As you might have seen in movies or so, it is nowadays somewhat popular to have your own therapist that you can call any time and discuss all sorts of issues. Even in real life, I’ve heard statements like “I have to talk to my therapist about that before I make a decision”.
In the world of therapy, there are occasions where this might work well for both parties – the client having some sort of safety and back up and the therapist having a grateful and loyal dependant client. And sometimes this leads to unhealthy relationship, not to mention the therapist’s temptation that the longer a client stays in therapy, the more money a therapist makes, therefore dependency might even be created deliberately. I hope I’m making this up and this would never be the case in reality.
In Solution Focused Therapy a role of a therapist is minimal. We discussed that a bit in previous posts, saying the therapist takes a non-expert position in relationship with the client. To develop this further, if the therapy is to be successful, the clients won’t even remember the therapist and/or what he/she did. So it is quite the opposite of the above statement.
I have a client, who’s been in more than 3 sessions already. Her best hopes to say generally, were to overcome anxiousness and bring some order in her life. She hoped to be better organized and to find some path and determination that would get her where she wanted to go. Which she didn’t know yet. In her feedback, she told me the sessions were a nightmare for her, because she’s been exhausted afterwards. However in spite of that, she was making great progress, as her situation began to change dramatically, because she took from where we started in sessions describing preferred future. So I understood her exhaustion as a sign or evidence that there is some dynamic going on. As I asked her about that she agreed and added she was exchanging old energy for new and unknown one.
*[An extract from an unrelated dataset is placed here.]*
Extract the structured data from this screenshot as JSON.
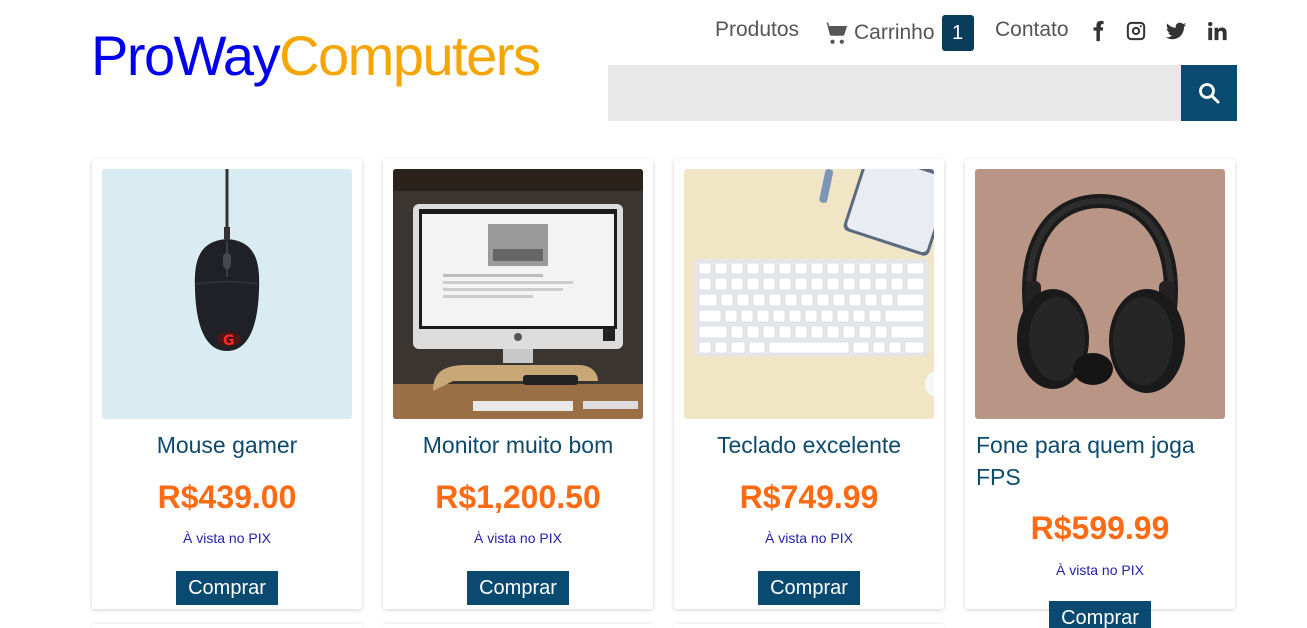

Our sessions were long, a bit too long and I was inexperienced to be able to stop at a right time (I’ve improved now, thanks to her!). Further, I began to notice she’s reporting me every little detail she did or didn’t do as well as the reasons why she reacted this way. If this was happening during our session, that would be expected and fine, but it was outside the session, her sending me text messages every day or so. I started to worry whether what we do is being helpful and useful for her. I realized it was not, because she was depending upon a feedback, my approval and praise. So I had to back up, not giving feedback anymore. It was a hard thing to do, because I may appear impolite or rude. If our task was to open the window, I was helping her open it. But I wanted her to learn to open it herself, because she had everything she needed to do that. I didn’t want to do that for her, even though it may be easier and also quicker. But I wanted her to become independent and find her own way.
So after a few attempts she stopped writing. As we’re in contact, I was still aware of what was going on with her and when we coincidentally met, we discussed other issues. If she was not an acquaintance who I meet regularly, I wouldn’t “break” the contact the way I did, because in another situation this might mean a client would not ever come back, because she/he might feel rejected or might understand this as a sign of me giving up on her, which may push her in deeper problems instead of looking for signs of progress. So it really depends on situation.
Yesterday, there was a knock on the office door, where I write my dissertation. It was her. She delivered amazing news, saying she’s passed an exam. It was her 276312893(!) attempt and she was really annoyed by her recent failures and professor’s attitude. In our sessions we didn’t even try to go as far as trying to pass that exam. But she did, it appeared to me “just like that” even though I realize it must have taken her great efforts and discipline that brought her to finding her way and making incredible progress on herself. I stood there with my mouth opened.
Then she said she’d like to come to therapy again. I was happy with that. She also said, she’s really comfortable now and she would like to move forward. So in her next session we’ll explore how she managed to achieve such great success in such a short period of time. Once we have a clear picture of that, this might serve her well as a tools and a weapon for future challenges. Or it may be something else, it’s up to her.
Opening windows. Dear reader, if we ever meet in session and after we’re done and stop meeting, if we meet in the street in a year or so, it would be the greatest compliment for me that you would hardly remember who I was.